The Bank of Korea (BOK) has kept the benchmark inter-bank lending rate at 1.5 percent since June last year.
The latest decision came as Asia's fourth-largest economy struggles with growing jobless woes, mounting consumer debt and falling exports in the face of slowing global demand.
Exports, which account for nearly half of the country's economy, fell 11 percent in April from a year ago -- the 16th straight month of decline.
Collective household debt stood at a record high of around $1.0 trillion at the end of December, while the jobless rate among South Koreans aged under 30 was stuck above 10 percent in April.
The IMF last month slashed the country's growth prospects for this year to 2.7 percent from the previous 3.2 percent forecast, citing slowing demand in China -- the South's top export market.
"The economic slowdown in China has shown signs of easing a bit, but economic growth in other emerging market economies has continued to slow, centring around natural resource-exporting countries," the BOK said in its rate statement on Friday.

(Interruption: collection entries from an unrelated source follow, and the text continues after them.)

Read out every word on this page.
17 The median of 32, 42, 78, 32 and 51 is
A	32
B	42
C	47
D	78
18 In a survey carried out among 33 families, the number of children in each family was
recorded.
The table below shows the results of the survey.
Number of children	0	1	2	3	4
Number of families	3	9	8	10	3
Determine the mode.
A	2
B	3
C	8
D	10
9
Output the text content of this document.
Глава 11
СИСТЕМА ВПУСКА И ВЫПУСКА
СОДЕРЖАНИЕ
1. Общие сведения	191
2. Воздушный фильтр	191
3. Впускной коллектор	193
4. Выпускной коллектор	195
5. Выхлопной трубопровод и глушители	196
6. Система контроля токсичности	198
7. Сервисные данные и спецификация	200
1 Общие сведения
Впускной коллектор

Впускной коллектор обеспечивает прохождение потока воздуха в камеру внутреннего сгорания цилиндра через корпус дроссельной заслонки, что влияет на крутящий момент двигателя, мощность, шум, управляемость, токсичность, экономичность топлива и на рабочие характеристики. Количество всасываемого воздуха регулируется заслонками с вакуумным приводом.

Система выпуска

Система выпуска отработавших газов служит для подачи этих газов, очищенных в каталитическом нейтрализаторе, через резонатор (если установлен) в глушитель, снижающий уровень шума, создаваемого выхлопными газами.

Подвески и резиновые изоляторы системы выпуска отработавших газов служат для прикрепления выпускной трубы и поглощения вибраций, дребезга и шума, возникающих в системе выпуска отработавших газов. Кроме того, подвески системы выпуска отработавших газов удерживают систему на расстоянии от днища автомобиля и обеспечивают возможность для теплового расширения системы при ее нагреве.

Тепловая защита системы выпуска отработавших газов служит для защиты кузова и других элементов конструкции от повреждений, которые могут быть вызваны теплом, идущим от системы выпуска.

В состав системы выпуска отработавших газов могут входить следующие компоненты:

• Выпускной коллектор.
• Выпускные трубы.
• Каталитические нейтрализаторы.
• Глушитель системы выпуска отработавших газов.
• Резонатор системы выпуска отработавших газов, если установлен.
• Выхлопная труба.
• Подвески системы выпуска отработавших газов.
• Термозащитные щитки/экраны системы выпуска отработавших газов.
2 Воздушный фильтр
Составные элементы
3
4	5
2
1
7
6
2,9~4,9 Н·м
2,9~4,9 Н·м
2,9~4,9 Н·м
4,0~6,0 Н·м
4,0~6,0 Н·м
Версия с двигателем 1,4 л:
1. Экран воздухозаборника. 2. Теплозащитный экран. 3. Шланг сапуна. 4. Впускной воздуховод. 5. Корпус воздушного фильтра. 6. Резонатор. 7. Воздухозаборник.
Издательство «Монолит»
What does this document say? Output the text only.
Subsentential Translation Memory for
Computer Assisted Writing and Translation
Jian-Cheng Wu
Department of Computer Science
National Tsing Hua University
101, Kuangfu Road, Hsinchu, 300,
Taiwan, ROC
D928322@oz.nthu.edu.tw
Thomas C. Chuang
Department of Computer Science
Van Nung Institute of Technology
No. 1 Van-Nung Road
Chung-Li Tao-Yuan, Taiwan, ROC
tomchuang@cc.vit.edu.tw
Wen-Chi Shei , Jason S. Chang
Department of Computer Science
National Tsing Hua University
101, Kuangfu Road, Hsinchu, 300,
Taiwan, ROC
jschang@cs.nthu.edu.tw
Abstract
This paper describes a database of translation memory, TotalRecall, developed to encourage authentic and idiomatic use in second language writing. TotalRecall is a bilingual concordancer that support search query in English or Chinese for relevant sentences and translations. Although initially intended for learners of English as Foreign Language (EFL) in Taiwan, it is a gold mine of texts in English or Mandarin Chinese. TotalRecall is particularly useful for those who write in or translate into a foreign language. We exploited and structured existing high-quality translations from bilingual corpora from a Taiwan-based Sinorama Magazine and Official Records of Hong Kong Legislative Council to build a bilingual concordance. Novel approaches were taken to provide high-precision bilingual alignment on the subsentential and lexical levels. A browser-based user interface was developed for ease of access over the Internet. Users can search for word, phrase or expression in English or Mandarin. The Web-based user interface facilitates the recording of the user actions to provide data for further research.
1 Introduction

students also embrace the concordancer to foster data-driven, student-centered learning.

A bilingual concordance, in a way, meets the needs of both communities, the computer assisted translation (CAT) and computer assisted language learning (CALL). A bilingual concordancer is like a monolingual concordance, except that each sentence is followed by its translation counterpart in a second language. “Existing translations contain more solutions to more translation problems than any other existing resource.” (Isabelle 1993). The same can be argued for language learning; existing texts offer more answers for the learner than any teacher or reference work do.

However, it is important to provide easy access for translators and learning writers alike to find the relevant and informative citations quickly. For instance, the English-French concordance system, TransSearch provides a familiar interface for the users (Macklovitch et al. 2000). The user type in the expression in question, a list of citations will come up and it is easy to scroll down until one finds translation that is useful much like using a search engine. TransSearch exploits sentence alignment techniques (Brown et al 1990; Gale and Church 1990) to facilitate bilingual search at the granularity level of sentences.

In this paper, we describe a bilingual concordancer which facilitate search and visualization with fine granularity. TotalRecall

While forecasting a "modest improvement" in the domestic economy, the statement said the bank "judges the uncertainties surrounding the growth path to still be high."
The government is pushing to streamline indebted and unprofitable companies, and analysts surveyed by Bloomberg News forecast the central bank may cut rates again before long to combat risks during the restructuring process.
The South Korean government vowed last month to restructure the country's ailing shipbuilding and shipping sectors that have been haemorrhaging cash due to slumping demand and competition from China.